The case dealt with the harassment of an Edmonton teacher who was harassed for two years by a Grade 8 female student; falsely accused of sexual assault; and denied requests to have the student expelled.
The teacher, Vienna Malko-Monterrosa, specifically alleged that between November 2007 and April 2009, she received profane emails, sexually inappropriate Facebook messages and threatening notes from her student, and that her employer, the school board, did not adequately respond to these incidents when she made repeated complaints.
The school board argued that it did address Ms. Malko-Monterrosa’s complaints, and ultimately expelled the student in February 2009, and ordered her not to have further contact with Ms. Malko-Monterrosa.
Despite these actions, the harassment continued and in April 2009, Ms. Malko- Monterrosa received a note from the student which insulted Ms. Malko-Monterrosa’s ethnic background and sexuality. Ms. Malko-Monterrosa requested that the student be expelled but the school board suspended the student for five days, fearing that another expulsion may hurt the student.
In the meantime, the student also commenced a campaign against Ms. Malko-Monterrosa accusing her of sexual assault, even though this allegation was completely false. When Ms. Malko-Monterrosa approached the school board again to request that they protect her from harassment, she was advised to get a peace bond and seek legal assistance from the Alberta Teachers’ Union.
After several other incidents of harassment, the school board transferred the student to a different school district in June 2009, which brought an end to the harassment.
In determining whether the school board violated the Act, the Commission first confirmed that under the Act, employers have a duty to provide employees with a workplace free of discrimination and harassment from third parties who are not employees – i.e. in this case, the student. The Commission went on to state that in the circumstances, the school board (employer) was best positioned to take remedial action to remove the undesirable behaviour of the student. While the Commission held that the school board’s efforts were “for the most part reasonable”, it was clear from the persisting harassment that more could have been done. The Commission noted that the school board took a “piecemeal” approach to responding to the harassment, and in so doing was reactive to individual incidents rather than taking a more centralized approach to addressing the pattern of behaviour to which their employee was subjected.

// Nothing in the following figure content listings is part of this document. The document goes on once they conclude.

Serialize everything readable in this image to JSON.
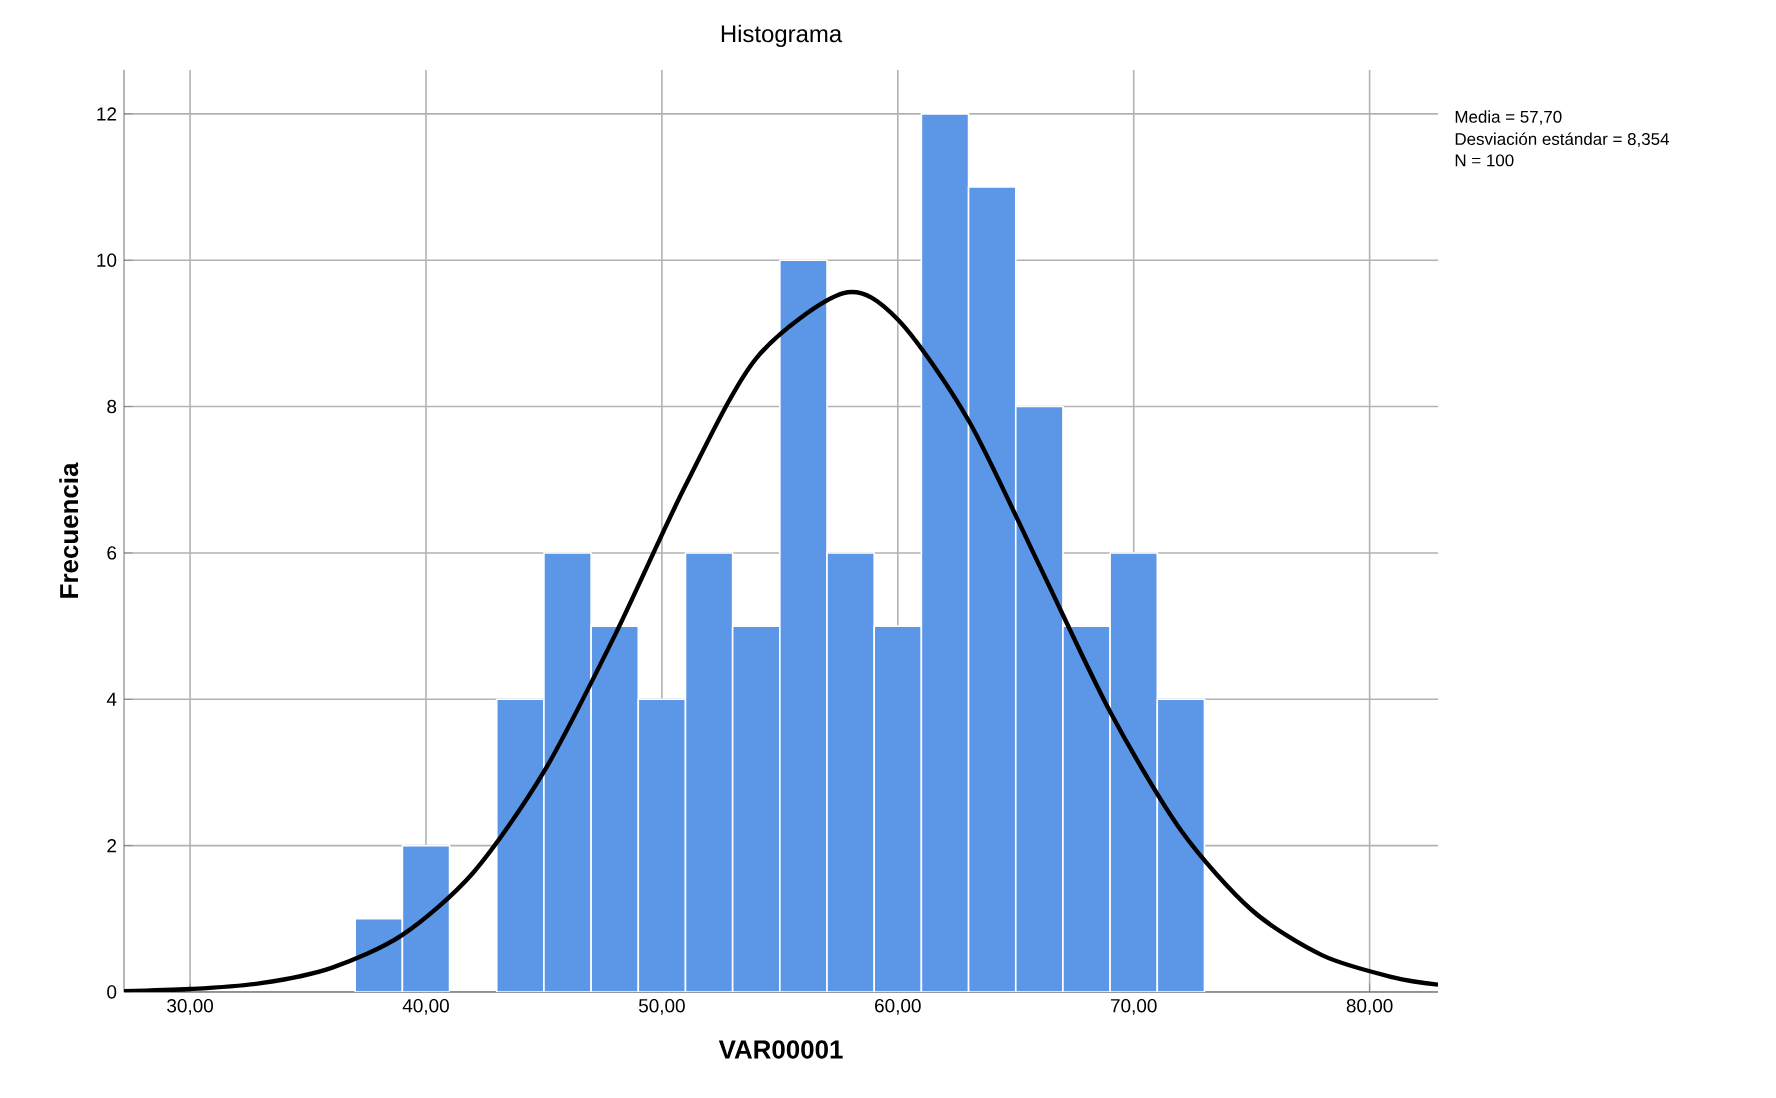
{
  "chart_data": {
    "type": "histogram",
    "title": "Histograma",
    "xlabel": "VAR00001",
    "ylabel": "Frecuencia",
    "bins": [
      37,
      39,
      41,
      43,
      45,
      47,
      49,
      51,
      53,
      55,
      57,
      59,
      61,
      63,
      65,
      67,
      69,
      71,
      73
    ],
    "values": [
      1,
      2,
      0,
      4,
      6,
      5,
      4,
      6,
      5,
      10,
      6,
      5,
      12,
      11,
      8,
      5,
      6,
      4
    ],
    "color": "#5b97e6",
    "series": [
      {
        "type": "line",
        "color": "#000000",
        "x": [
          27.2,
          30,
          33,
          36,
          39,
          42,
          45,
          48,
          51,
          54,
          57.7,
          60,
          63,
          66,
          69,
          72,
          75,
          78,
          81,
          82.9
        ],
        "values": [
          0.01,
          0.04,
          0.12,
          0.33,
          0.78,
          1.63,
          3.01,
          4.87,
          6.92,
          8.66,
          9.55,
          9.19,
          7.81,
          5.83,
          3.83,
          2.21,
          1.12,
          0.5,
          0.2,
          0.1
        ]
      }
    ],
    "xlim": [
      27.2,
      82.9
    ],
    "ylim": [
      0,
      12.6
    ],
    "xticks": [
      {
        "value": 30,
        "label": "30,00"
      },
      {
        "value": 40,
        "label": "40,00"
      },
      {
        "value": 50,
        "label": "50,00"
      },
      {
        "value": 60,
        "label": "60,00"
      },
      {
        "value": 70,
        "label": "70,00"
      },
      {
        "value": 80,
        "label": "80,00"
      }
    ],
    "yticks": [
      0,
      2,
      4,
      6,
      8,
      10,
      12
    ],
    "grid": true,
    "annotations": [
      "Media = 57,70",
      "Desviación estándar = 8,354",
      "N = 100"
    ]
  }
}
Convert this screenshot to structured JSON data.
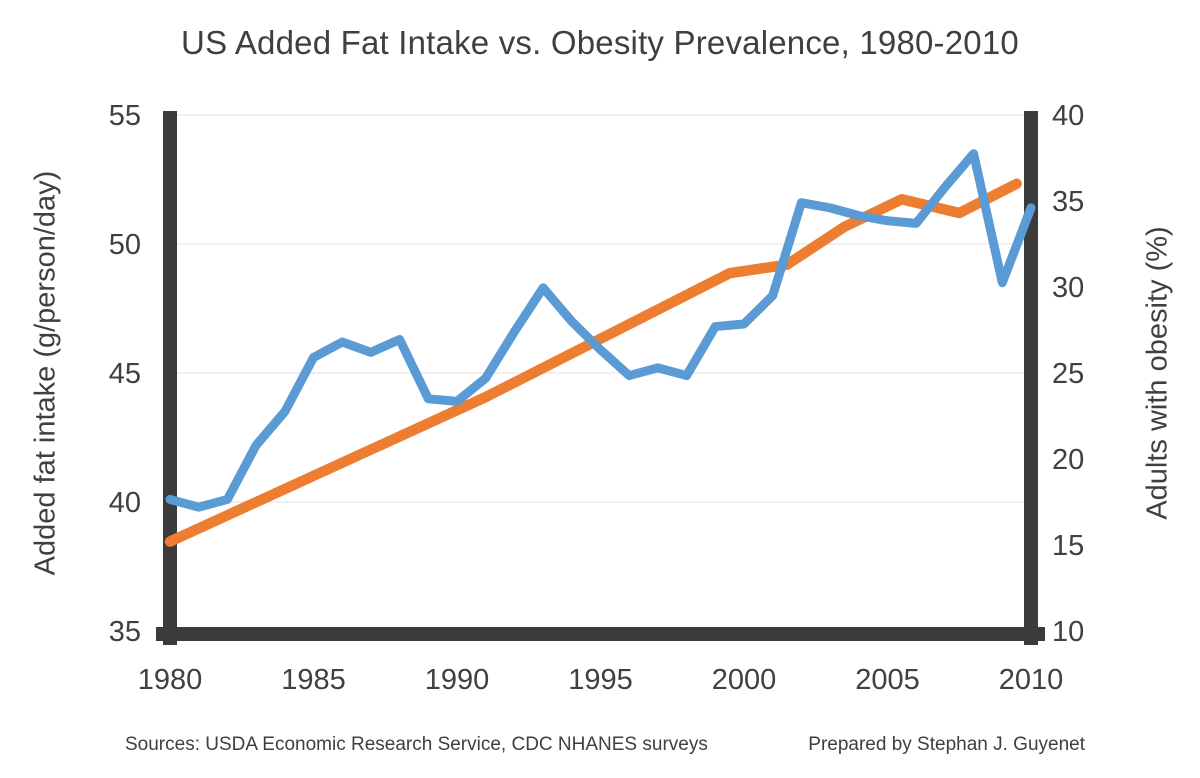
{
  "title": "US Added Fat Intake vs. Obesity Prevalence, 1980-2010",
  "footer": {
    "sources": "Sources: USDA Economic Research Service, CDC NHANES surveys",
    "credit": "Prepared by Stephan J. Guyenet"
  },
  "colors": {
    "fat_line": "#5B9BD5",
    "obesity_line": "#ED7D31",
    "axis_frame": "#3B3B3B",
    "text": "#404040",
    "gridline": "#F0F0F0",
    "background": "#FFFFFF"
  },
  "chart_data": {
    "type": "line",
    "title": "US Added Fat Intake vs. Obesity Prevalence, 1980-2010",
    "grid": true,
    "legend": "none",
    "x_axis": {
      "range": [
        1980,
        2010
      ],
      "ticks": [
        1980,
        1985,
        1990,
        1995,
        2000,
        2005,
        2010
      ]
    },
    "left_axis": {
      "title": "Added fat intake (g/person/day)",
      "range": [
        35,
        55
      ],
      "ticks": [
        55,
        50,
        45,
        40,
        35
      ]
    },
    "right_axis": {
      "title": "Adults with obesity (%)",
      "range": [
        10,
        40
      ],
      "ticks": [
        40,
        35,
        30,
        25,
        20,
        15,
        10
      ]
    },
    "series": [
      {
        "name": "Added fat intake (g/person/day)",
        "axis": "left",
        "color": "#5B9BD5",
        "stroke_width": 9,
        "x": [
          1980,
          1981,
          1982,
          1983,
          1984,
          1985,
          1986,
          1987,
          1988,
          1989,
          1990,
          1991,
          1992,
          1993,
          1994,
          1995,
          1996,
          1997,
          1998,
          1999,
          2000,
          2001,
          2002,
          2003,
          2004,
          2005,
          2006,
          2007,
          2008,
          2009,
          2010
        ],
        "values": [
          40.1,
          39.8,
          40.1,
          42.2,
          43.5,
          45.6,
          46.2,
          45.8,
          46.3,
          44.0,
          43.9,
          44.8,
          46.6,
          48.3,
          47.0,
          45.9,
          44.9,
          45.2,
          44.9,
          46.8,
          46.9,
          48.0,
          51.6,
          51.4,
          51.1,
          50.9,
          50.8,
          52.2,
          53.5,
          48.5,
          51.4
        ]
      },
      {
        "name": "Adults with obesity (%)",
        "axis": "right",
        "color": "#ED7D31",
        "stroke_width": 10.5,
        "points": [
          [
            1980,
            15.2
          ],
          [
            1991,
            23.6
          ],
          [
            1999.5,
            30.8
          ],
          [
            2001.5,
            31.3
          ],
          [
            2003.5,
            33.5
          ],
          [
            2005.5,
            35.1
          ],
          [
            2007.5,
            34.3
          ],
          [
            2009.5,
            36.0
          ]
        ]
      }
    ]
  }
}
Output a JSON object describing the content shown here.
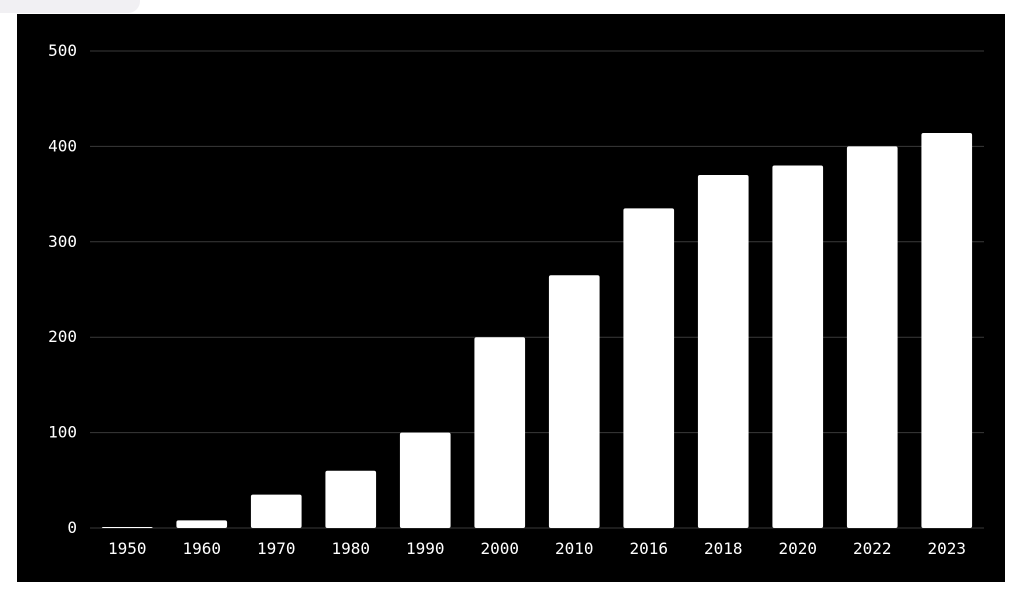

As a result, the Commission concluded that the school board had breached the Act and discriminated against Ms. Malko-Monterrosa and awarded Ms. Malko-Monterrosa $7,500 for ‘harmful impact’.
This decision is instructive on two matters. First, it confirms just how far the duty to protect employees from harassment extends by including the behaviour of non-employees – i.e. customers/clients in the analysis. Second, the decision warns against reacting to incidents and/or imposing “band-aid” solutions. Instead employers are encouraged to respond to incidents in a proactive manner and with a view of eliminating the pattern of harassment in the future.
In this regard, employers may wish to conduct thorough investigations or audits of their workplaces to ensure they understand the roots of a particular complaint (or otherwise become aware of persistent issues) before contemplating their response.